Los astronautas de la Estación Espacial Internacional (EEI) y de la estación espacial china están cultivando y consumiendo sus propios vegetales, como lechuga y tomates cherry, en un intento por mejorar su dieta en microgravedad. Sin embargo, un reciente estudio de la Universidad de Delaware ha revelado que estos cultivos presentan un riesgo mayor de contaminación por bacterias, particularmente Salmonella, lo que plantea preocupaciones sobre la seguridad alimentaria en el espacio.
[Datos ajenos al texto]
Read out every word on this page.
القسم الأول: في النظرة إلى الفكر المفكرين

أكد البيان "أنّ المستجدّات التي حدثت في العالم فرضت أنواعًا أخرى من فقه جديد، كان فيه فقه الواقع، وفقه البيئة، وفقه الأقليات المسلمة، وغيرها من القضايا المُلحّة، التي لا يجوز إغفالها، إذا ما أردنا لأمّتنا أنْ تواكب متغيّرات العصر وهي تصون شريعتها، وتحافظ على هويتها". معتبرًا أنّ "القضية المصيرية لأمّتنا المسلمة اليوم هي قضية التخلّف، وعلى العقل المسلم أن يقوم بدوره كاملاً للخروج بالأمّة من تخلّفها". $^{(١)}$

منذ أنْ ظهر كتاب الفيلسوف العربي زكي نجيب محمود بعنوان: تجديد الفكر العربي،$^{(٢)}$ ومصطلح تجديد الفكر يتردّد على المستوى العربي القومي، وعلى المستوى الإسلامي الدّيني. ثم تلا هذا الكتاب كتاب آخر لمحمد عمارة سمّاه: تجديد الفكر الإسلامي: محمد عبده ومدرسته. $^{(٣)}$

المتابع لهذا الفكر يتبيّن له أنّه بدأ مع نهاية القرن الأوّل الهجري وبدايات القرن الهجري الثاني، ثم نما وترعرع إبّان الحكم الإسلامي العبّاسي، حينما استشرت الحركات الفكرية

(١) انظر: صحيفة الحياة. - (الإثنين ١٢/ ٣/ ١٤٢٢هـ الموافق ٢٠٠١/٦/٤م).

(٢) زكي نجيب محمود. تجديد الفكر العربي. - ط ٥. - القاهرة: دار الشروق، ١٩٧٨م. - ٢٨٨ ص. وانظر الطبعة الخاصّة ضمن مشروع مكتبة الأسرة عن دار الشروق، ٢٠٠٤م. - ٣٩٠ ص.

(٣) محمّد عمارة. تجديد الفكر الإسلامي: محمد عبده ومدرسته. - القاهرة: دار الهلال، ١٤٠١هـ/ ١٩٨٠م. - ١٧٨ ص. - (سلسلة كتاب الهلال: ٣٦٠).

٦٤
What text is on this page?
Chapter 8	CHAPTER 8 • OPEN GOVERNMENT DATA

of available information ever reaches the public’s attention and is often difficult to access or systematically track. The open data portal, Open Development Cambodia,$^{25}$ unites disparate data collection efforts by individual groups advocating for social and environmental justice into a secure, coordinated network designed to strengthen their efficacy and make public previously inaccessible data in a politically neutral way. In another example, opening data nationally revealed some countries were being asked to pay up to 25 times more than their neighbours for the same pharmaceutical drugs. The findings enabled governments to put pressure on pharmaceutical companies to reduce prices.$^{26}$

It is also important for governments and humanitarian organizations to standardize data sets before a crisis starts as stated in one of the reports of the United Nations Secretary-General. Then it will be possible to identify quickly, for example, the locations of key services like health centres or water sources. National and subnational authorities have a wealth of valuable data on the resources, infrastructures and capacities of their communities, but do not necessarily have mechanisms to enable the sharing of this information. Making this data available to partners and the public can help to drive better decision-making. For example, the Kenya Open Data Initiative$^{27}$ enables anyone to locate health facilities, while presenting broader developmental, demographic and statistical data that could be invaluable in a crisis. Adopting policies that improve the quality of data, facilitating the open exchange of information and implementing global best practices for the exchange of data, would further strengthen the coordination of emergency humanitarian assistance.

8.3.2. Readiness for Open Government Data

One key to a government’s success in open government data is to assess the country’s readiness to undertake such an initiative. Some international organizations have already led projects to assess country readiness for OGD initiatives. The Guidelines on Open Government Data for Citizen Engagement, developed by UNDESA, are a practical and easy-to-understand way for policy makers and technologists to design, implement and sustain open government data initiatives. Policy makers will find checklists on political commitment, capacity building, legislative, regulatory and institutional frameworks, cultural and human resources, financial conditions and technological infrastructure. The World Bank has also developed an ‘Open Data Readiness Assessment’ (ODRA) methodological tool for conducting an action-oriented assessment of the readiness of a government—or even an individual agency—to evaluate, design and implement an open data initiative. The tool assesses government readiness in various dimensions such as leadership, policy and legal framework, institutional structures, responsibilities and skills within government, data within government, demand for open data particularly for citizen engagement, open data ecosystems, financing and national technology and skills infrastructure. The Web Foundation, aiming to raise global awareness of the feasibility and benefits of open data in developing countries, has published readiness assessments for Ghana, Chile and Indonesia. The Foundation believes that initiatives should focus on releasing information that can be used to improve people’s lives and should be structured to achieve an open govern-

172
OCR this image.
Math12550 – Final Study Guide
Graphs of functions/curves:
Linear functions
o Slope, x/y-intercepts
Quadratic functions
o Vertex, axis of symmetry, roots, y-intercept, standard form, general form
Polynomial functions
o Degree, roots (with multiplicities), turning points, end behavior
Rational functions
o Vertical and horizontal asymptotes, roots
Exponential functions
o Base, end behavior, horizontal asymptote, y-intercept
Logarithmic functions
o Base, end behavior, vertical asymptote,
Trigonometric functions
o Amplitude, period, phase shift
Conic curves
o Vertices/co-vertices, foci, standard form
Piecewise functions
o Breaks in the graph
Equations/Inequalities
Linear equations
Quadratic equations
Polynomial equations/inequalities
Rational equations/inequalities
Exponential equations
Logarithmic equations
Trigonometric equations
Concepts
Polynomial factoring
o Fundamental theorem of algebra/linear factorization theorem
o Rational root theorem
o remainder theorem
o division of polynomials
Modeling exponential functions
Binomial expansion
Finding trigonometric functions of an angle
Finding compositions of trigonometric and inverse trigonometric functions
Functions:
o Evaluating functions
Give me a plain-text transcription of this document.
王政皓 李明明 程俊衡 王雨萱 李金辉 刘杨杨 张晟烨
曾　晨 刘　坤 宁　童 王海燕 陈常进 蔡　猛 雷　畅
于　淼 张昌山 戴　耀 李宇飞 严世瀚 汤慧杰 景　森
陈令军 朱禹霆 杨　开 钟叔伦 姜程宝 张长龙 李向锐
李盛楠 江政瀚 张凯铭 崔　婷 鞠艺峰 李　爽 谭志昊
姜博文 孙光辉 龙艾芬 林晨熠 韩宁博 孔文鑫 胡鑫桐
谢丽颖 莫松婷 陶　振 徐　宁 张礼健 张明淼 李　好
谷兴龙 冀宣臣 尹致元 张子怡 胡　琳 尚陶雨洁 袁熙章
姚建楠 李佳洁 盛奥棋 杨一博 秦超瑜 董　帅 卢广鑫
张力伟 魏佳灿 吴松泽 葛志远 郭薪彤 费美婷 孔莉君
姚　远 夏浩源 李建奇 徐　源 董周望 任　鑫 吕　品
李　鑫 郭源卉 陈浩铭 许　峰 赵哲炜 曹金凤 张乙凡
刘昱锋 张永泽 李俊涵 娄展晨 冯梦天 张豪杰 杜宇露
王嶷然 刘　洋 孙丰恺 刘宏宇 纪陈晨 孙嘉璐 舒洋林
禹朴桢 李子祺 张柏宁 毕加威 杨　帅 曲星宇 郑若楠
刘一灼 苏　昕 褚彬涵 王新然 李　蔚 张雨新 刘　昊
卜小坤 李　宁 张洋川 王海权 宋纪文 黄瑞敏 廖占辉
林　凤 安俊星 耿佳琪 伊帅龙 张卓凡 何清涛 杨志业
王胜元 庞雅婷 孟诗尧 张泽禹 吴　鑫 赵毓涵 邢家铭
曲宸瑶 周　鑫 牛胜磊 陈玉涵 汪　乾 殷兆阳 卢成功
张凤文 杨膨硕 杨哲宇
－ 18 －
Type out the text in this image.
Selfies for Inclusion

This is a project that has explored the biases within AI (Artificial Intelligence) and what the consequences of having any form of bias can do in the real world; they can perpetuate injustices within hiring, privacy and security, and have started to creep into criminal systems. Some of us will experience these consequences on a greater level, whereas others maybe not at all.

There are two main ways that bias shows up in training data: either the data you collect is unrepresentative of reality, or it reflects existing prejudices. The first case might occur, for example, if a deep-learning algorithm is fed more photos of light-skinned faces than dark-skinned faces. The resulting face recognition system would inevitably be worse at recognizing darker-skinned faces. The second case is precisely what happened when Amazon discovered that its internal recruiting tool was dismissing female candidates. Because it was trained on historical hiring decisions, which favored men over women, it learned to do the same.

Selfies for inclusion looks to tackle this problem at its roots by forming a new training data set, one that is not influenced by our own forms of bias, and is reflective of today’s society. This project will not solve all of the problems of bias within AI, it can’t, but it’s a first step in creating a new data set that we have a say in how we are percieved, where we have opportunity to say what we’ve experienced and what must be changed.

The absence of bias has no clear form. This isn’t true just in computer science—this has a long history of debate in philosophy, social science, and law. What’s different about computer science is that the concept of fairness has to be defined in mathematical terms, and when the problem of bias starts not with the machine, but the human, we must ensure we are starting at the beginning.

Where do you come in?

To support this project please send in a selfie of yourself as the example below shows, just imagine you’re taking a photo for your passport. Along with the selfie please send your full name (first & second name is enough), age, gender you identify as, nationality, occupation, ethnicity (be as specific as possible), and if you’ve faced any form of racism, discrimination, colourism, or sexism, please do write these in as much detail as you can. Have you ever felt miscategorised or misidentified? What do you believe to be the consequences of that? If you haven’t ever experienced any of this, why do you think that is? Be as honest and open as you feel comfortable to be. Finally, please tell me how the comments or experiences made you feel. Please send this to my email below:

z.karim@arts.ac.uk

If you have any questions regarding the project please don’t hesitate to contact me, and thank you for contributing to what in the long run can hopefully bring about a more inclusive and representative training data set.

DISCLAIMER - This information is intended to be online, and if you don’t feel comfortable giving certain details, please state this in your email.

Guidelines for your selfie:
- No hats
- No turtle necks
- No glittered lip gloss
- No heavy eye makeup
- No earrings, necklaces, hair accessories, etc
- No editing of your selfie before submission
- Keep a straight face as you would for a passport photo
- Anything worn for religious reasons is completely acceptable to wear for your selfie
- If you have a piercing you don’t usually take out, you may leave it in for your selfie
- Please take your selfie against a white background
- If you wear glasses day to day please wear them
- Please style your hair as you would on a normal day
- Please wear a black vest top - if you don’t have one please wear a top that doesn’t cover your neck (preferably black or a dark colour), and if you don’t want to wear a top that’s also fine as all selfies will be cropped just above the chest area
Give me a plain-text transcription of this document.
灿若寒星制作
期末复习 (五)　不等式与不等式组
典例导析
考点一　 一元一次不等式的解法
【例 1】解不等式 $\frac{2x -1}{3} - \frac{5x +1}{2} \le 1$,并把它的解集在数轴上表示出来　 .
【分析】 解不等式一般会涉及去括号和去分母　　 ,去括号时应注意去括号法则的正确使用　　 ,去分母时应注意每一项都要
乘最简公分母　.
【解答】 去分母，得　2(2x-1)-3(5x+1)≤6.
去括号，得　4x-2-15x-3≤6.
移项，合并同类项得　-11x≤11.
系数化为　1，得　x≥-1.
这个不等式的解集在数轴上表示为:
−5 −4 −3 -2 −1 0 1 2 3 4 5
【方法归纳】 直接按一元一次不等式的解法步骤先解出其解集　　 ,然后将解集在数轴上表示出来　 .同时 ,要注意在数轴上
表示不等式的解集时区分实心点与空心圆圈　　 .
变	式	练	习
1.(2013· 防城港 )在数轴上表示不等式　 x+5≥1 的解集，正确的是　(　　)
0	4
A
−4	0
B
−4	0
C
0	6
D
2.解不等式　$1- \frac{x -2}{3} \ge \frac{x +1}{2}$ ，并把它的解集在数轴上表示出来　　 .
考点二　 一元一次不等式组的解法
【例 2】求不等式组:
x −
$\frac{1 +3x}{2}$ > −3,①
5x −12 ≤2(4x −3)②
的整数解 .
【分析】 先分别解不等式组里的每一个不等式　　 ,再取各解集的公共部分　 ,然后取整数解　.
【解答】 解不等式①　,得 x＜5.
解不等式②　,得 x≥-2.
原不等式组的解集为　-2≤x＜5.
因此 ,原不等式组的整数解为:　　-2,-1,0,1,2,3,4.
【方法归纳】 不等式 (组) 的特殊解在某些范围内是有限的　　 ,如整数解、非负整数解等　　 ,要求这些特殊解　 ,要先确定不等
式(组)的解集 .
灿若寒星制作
Hasta ahora se asumía que las condiciones de microgravedad impedían que las plantas cerraran sus estomas, lo que podría incrementar la susceptibilidad a enfermedades. Sin embargo, este nuevo estudio indica que el riesgo de contaminación es más relevante según la variedad de lechuga y las condiciones específicas de microgravedad, en vez de la densidad estomática.
Investigaciones anteriores sugirieron el uso de la bacteria benéfica B. subtilis para proteger estos cultivos, pero no se logró la efectividad esperada en el entorno espacial, indicando que las interacciones entre las plantas y los microorganismos se modifican en condiciones de microgravedad. Estos hallazgos subrayan los retos que enfrenta la agricultura espacial, que será crucial para futuras colonias en el espacio.
Como solución, se propone el uso de lechugas rojas, que muestran un mayor contenido de fenoles y antioxidantes, mejorando su resistencia a la Salmonella. Dado que la agricultura en el espacio se considera una alternativa viable ante la creciente población y la reducción de tierras cultivables en la Tierra, es vital que los futuros agricultores espaciales tomen medidas de higiene adecuadas para evitar brotes de enfermedades.